Plugs connect the headphones to the smartphone, which visitors receive for the duration of their stay, storing information about the exhibition.
Published on 20/06/2022
Nathan Ornick is the epitome of a digital nomad. Versed in a flurry of software and creative arts, the US native is currently living between Basel and Amsterdam and working for Basel-based iart to help create a top-notch audio system, including custom headphones and a smartphone device which will carry the sound waves of the Wonders of Medicine exhibition in the Novartis Pavillon.
During his eclectic career, the 43-year-old has lent his skills to game studios, advertising agencies, artists, designers and technology companies. For this gig, he is leading a multidisciplinary team – which includes developers, engineers, designers and creatives – that will be instrumental in orchestrating the audio element of the show. It is a make-or-break endeavor because the Wonders of Medicine exhibition will offer most of its crucial content via audio. While video and gaming will play a key role too, the actual information of the show will be transmitted predominantly via headphones.
Audio guides for art and other exhibitions are typically unspectacular. They have existed for decades, ever since headphones became pedestrian items in the 1980s when Sony’s Walkman defined street coolness. Today, Apple’s elegant cordless AirPods are the latest fad.

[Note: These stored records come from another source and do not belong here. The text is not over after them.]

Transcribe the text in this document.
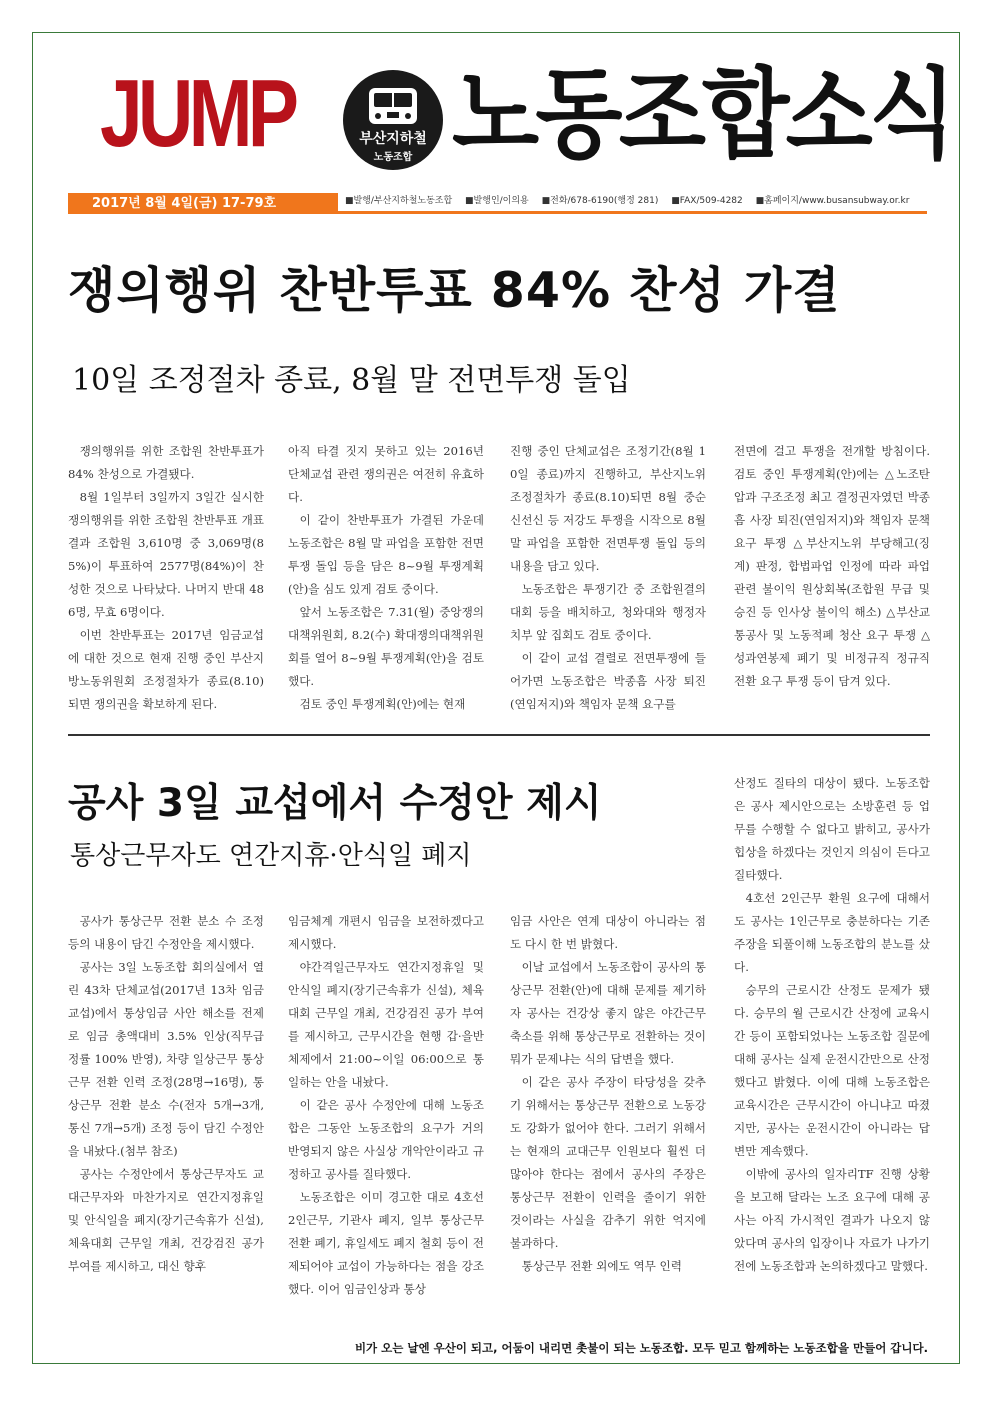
JUMP	부산지하철
노동조합 노동조합소식
2017년 8월 4일(금) 17-79호	■발행/부산지하철노동조합 ■발행인/이의용 ■전화/678-6190(행정 281) ■FAX/509-4282 ■홈페이지/www.busansubway.or.kr
쟁의행위 찬반투표 84% 찬성 가결
10일 조정절차 종료, 8월 말 전면투쟁 돌입

쟁의행위를 위한 조합원 찬반투표가 84% 찬성으로 가결됐다.

8월 1일부터 3일까지 3일간 실시한 쟁의행위를 위한 조합원 찬반투표 개표 결과 조합원 3,610명 중 3,069명(85%)이 투표하여 2577명(84%)이 찬성한 것으로 나타났다. 나머지 반대 486명, 무효 6명이다.

이번 찬반투표는 2017년 임금교섭에 대한 것으로 현재 진행 중인 부산지방노동위원회 조정절차가 종료(8.10)되면 쟁의권을 확보하게 된다.

아직 타결 짓지 못하고 있는 2016년 단체교섭 관련 쟁의권은 여전히 유효하다.

이 같이 찬반투표가 가결된 가운데 노동조합은 8월 말 파업을 포함한 전면투쟁 돌입 등을 담은 8~9월 투쟁계획(안)을 심도 있게 검토 중이다.

앞서 노동조합은 7.31(월) 중앙쟁의대책위원회, 8.2(수) 확대쟁의대책위원회를 열어 8~9월 투쟁계획(안)을 검토했다.

검토 중인 투쟁계획(안)에는 현재

진행 중인 단체교섭은 조정기간(8월 10일 종료)까지 진행하고, 부산지노위 조정절차가 종료(8.10)되면 8월 중순 신선신 등 저강도 투쟁을 시작으로 8월 말 파업을 포함한 전면투쟁 돌입 등의 내용을 담고 있다.

노동조합은 투쟁기간 중 조합원결의대회 등을 배치하고, 청와대와 행정자치부 앞 집회도 검토 중이다.

이 같이 교섭 결렬로 전면투쟁에 들어가면 노동조합은 박종흠 사장 퇴진(연임저지)와 책임자 문책 요구를

전면에 걸고 투쟁을 전개할 방침이다. 검토 중인 투쟁계획(안)에는 △노조탄압과 구조조정 최고 결정권자였던 박종흠 사장 퇴진(연임저지)와 책임자 문책 요구 투쟁 △부산지노위 부당해고(징계) 판정, 합법파업 인정에 따라 파업 관련 불이익 원상회복(조합원 무급 및 승진 등 인사상 불이익 해소) △부산교통공사 및 노동적폐 청산 요구 투쟁 △성과연봉제 폐기 및 비정규직 정규직 전환 요구 투쟁 등이 담겨 있다.

공사 3일 교섭에서 수정안 제시
통상근무자도 연간지휴·안식일 폐지

공사가 통상근무 전환 분소 수 조정 등의 내용이 담긴 수정안을 제시했다.

공사는 3일 노동조합 회의실에서 열린 43차 단체교섭(2017년 13차 임금교섭)에서 통상임금 사안 해소를 전제로 임금 총액대비 3.5% 인상(직무급 정률 100% 반영), 차량 일상근무 통상근무 전환 인력 조정(28명→16명), 통상근무 전환 분소 수(전자 5개→3개, 통신 7개→5개) 조정 등이 담긴 수정안을 내놨다.(첨부 참조)

공사는 수정안에서 통상근무자도 교대근무자와 마찬가지로 연간지정휴일 및 안식일을 폐지(장기근속휴가 신설), 체육대회 근무일 개최, 건강검진 공가 부여를 제시하고, 대신 향후

임금체계 개편시 임금을 보전하겠다고 제시했다.

야간격일근무자도 연간지정휴일 및 안식일 폐지(장기근속휴가 신설), 체육대회 근무일 개최, 건강검진 공가 부여를 제시하고, 근무시간을 현행 갑·을반 체제에서 21:00~이일 06:00으로 통일하는 안을 내놨다.

이 같은 공사 수정안에 대해 노동조합은 그동안 노동조합의 요구가 거의 반영되지 않은 사실상 개악안이라고 규정하고 공사를 질타했다.

노동조합은 이미 경고한 대로 4호선 2인근무, 기관사 폐지, 일부 통상근무 전환 폐기, 휴일세도 폐지 철회 등이 전제되어야 교섭이 가능하다는 점을 강조했다. 이어 임금인상과 통상

임금 사안은 연계 대상이 아니라는 점도 다시 한 번 밝혔다.

이날 교섭에서 노동조합이 공사의 통상근무 전환(안)에 대해 문제를 제기하자 공사는 건강상 좋지 않은 야간근무 축소를 위해 통상근무로 전환하는 것이 뭐가 문제냐는 식의 답변을 했다.

이 같은 공사 주장이 타당성을 갖추기 위해서는 통상근무 전환으로 노동강도 강화가 없어야 한다. 그러기 위해서는 현재의 교대근무 인원보다 훨씬 더 많아야 한다는 점에서 공사의 주장은 통상근무 전환이 인력을 줄이기 위한 것이라는 사실을 감추기 위한 억지에 불과하다.

통상근무 전환 외에도 역무 인력

산정도 질타의 대상이 됐다. 노동조합은 공사 제시안으로는 소방훈련 등 업무를 수행할 수 없다고 밝히고, 공사가 힙상을 하겠다는 것인지 의심이 든다고 질타했다.

4호선 2인근무 환원 요구에 대해서도 공사는 1인근무로 충분하다는 기존 주장을 되풀이해 노동조합의 분노를 샀다.

승무의 근로시간 산정도 문제가 됐다. 승무의 월 근로시간 산정에 교육시간 등이 포함되었나는 노동조합 질문에 대해 공사는 실제 운전시간만으로 산정했다고 밝혔다. 이에 대해 노동조합은 교육시간은 근무시간이 아니냐고 따졌지만, 공사는 운전시간이 아니라는 답변만 계속했다.

이밖에 공사의 일자리TF 진행 상황을 보고해 달라는 노조 요구에 대해 공사는 아직 가시적인 결과가 나오지 않았다며 공사의 입장이나 자료가 나가기 전에 노동조합과 논의하겠다고 말했다.

비가 오는 날엔 우산이 되고, 어둠이 내리면 촛불이 되는 노동조합. 모두 믿고 함께하는 노동조합을 만들어 갑니다.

But irrespective of the design, the real attraction of headphones is their ability to create an immersive experience, which helps users concentrate and stay focused. Following this logic, iart and Stuttgart-based Atelier Brueckner, which helped design the Wonders of Medicine exhibit, envisaged creating an experience in which people would wear headphones throughout the entire exhibition.
In contrast to conventional audio elements, where visitors press a button to hear more information about a piece of art, for example, here the idea was to create a seamless and immersive experience. This means that every time a visitor nears an object or a station during their exploration of the Wonders of Medicine exhibition, which consists of different audio and video stations that explain evolution and medicine, the audio content starts automatically.
Twin exhibition
And that is the rub. What sounds so easy and almost natural required some heavy technical lifting: “To create such an experience, we needed a complex hardware and software system, which is absolutely intuitive for the visitors to use,” Ornick explains.
Since there were no precursor projects that offered the needed flexibility and modularity, iart built the system itself. “At first, we considered some commercial solutions for parts of the system, but a lot of features in these solutions were either not needed or were missing completely. So we built our own thing to have better control and added our own magic sauce.”
The magic sauce is what Ornick calls the Mixed Reality Platform, iart’s technology framework which combines augmented and virtual reality elements and interacts with real physical things in space, all elegantly encapsulated in stylish headphones and a smartphone, which will hold the content.
To turn it around, Ornick and his colleagues treated the exhibition like a video game and created a digital twin of the Pavillon. “We built a 3D architectural space of the Pavillon. And within that architectural space we built game logic to define what happens where and when,” Ornick explains.
So, if a visitor is in a certain area, like a player in a game, the system triggers a command. But the new system can also handle more complex interactions, like when a visitor has completed a series of actions such as A, B and C, then action D is automatically triggered. “If, for example, you have watched a film to the end,” Nathan details, “our system unlocks some deeper content for you automatically.”